Management allocates capital intelligently.

Industry economics remain attractive.

The valuation provides a margin of safety.

Long-term expected returns are favourable.

Notice what is absent from this list. There is no requirement to predict the future precisely. Instead, the focus is on maximising the probability of favourable outcomes.

The Remarkable Track Record of Uncertainty

Many legendary investors openly acknowledge uncertainty. Warren Buffett has repeatedly emphasised that investing is not about making hundreds of correct decisions. It is about making a handful of important decisions and allowing them to compound over time.

Even Buffett did not know exactly what companies such as Apple Inc., American Express, or Coca-Cola would look like decades after his investments. What he recognised was that these businesses possessed characteristics that made favourable long-term outcomes much more likely than unfavourable ones.

Similarly, Charlie Munger often emphasised the importance of sitting patiently with outstanding businesses. Neither Buffett nor Munger built their fortunes through precise forecasts extending twenty years into the future. They built their fortunes through rational probability assessment combined with extraordinary patience.

The Humility Embedded Within Great Investing

Perhaps the most important lesson from Pabrai’s statement is intellectual humility. Humility is frequently misunderstood. In investing, humility does not mean lacking conviction. Humility means recognising the limits of one’s knowledge. The market routinely punishes overconfidence. History is filled with investors, economists, analysts, and executives who believed they understood the future far better than they actually did.

The best investors maintain conviction in their process while simultaneously acknowledging uncertainty. These two concepts coexist.

Humility

“I cannot know exactly what this business will look like twenty years from now.”

Conviction

“The probability of this business creating substantial shareholder value remains attractive.”

That combination of conviction and humility is remarkably powerful.

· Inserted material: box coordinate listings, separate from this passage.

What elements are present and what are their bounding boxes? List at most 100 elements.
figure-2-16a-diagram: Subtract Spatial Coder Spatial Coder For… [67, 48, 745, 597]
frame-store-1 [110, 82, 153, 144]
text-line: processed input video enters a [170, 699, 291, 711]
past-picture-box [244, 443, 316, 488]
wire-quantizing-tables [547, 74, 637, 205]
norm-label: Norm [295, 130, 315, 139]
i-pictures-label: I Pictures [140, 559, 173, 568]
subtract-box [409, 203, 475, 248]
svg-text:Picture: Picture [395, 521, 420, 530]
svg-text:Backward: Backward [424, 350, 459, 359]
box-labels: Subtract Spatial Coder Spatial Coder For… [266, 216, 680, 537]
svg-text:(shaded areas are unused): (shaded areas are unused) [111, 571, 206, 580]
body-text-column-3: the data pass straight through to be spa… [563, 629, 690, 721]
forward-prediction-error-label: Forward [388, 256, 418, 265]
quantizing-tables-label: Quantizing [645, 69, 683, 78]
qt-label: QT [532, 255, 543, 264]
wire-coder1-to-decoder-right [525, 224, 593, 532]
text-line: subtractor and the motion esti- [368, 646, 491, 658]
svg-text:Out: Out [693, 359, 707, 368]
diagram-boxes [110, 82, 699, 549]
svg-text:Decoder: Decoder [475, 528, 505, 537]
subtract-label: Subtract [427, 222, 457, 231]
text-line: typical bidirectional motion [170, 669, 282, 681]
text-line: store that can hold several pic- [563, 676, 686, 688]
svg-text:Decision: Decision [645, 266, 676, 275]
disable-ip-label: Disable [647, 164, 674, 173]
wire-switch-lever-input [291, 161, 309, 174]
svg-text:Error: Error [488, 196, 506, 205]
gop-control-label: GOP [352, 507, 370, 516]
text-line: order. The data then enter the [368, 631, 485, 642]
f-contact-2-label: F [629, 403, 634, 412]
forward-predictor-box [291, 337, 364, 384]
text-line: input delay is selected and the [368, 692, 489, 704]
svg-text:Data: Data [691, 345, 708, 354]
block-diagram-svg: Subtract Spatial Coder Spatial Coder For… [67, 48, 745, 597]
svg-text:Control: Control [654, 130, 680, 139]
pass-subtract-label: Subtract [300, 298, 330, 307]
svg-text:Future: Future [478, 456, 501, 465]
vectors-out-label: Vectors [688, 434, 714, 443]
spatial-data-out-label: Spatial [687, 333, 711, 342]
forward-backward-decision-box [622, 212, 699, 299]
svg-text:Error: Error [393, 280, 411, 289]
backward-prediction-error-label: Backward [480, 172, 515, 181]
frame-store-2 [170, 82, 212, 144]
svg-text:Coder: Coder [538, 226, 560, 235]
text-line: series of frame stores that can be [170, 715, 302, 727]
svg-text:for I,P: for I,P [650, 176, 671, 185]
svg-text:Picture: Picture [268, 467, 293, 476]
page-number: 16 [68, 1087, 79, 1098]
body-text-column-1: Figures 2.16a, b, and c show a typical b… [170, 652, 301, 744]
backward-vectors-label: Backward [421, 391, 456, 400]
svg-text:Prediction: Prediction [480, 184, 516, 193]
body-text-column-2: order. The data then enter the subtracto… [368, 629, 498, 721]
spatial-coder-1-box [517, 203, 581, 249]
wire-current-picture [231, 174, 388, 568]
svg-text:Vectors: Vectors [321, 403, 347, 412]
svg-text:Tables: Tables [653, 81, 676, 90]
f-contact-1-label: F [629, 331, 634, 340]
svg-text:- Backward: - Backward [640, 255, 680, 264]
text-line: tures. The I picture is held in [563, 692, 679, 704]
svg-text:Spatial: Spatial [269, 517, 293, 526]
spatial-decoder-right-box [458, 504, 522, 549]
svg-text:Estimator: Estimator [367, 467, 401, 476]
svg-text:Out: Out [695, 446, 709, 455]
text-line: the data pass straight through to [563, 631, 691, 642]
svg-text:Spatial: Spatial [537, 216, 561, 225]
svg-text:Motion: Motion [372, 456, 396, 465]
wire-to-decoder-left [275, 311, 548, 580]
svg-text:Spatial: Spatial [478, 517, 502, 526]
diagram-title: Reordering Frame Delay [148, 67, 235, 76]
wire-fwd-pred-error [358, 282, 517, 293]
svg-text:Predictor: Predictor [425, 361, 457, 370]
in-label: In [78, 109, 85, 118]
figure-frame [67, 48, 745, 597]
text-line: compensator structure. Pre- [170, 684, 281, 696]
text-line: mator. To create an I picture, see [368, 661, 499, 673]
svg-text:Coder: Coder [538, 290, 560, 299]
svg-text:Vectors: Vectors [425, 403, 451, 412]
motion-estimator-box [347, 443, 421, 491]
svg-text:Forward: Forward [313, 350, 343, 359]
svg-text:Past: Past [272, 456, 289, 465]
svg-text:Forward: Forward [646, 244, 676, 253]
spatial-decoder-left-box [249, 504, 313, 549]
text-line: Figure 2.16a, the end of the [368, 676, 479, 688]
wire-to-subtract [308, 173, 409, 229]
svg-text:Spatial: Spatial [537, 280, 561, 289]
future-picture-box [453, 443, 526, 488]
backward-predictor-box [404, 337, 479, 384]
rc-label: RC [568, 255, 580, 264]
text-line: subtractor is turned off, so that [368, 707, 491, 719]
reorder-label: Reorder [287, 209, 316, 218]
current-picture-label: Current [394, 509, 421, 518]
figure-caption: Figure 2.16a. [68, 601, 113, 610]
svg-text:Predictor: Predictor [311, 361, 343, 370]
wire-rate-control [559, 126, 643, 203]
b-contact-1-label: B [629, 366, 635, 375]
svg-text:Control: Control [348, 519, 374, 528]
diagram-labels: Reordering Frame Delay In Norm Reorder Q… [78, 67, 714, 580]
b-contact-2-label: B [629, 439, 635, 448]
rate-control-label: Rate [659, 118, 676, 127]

The Long-Term Investor’s Advantage

One of the greatest advantages available to investors today is the willingness to embrace uncertainty while maintaining a long investment horizon. Most market participants remain focused on very different things.

What most participants focus on
  • Quarterly earnings
  • Monthly performance
  • Short-term price movements
  • Economic headlines
  • Market sentiment
What long-term investors focus on
  • Business value creation
  • Durable competitive position
  • Capital allocation quality
  • Decades, not quarters
  • Compounding over time

This difference in time horizon creates opportunity. The investor willing to think in decades rather than quarters often benefits from a dramatically reduced competitive field. Patience itself becomes a competitive advantage.

Accepting the Unknown

Perhaps the deepest lesson from Pabrai’s comments is that successful investing does not require omniscience. The future will always contain surprises. Some will be favourable. Others will not. No spreadsheet, discounted cash flow model, artificial intelligence system, economist, or portfolio manager can eliminate that reality.

The pursuit of certainty is therefore futile. What investors can do is identify businesses with favourable economics, competent management, strong competitive positions, and reasonable valuations. They can construct portfolios where the probabilities are tilted in their favour. Then they can allow time and compounding to work.

That process lacks the excitement of bold predictions. It lacks the appeal of grand forecasts. It lacks the illusion of certainty. Yet history repeatedly demonstrates that this approach has generated extraordinary results.

As close to a superpower as one can realistically get

The irony is that many investors spend their careers searching for certainty when the most successful investors have already accepted its absence.

Elite portfolio managers do not possess crystal balls. They do not know precisely what their companies will look like ten or twenty years from now.

What they possess is something far more valuable: the ability to make rational decisions under uncertainty, the discipline to let winners run when the odds remain favourable, and the patience to allow compounding to reveal its full power over time.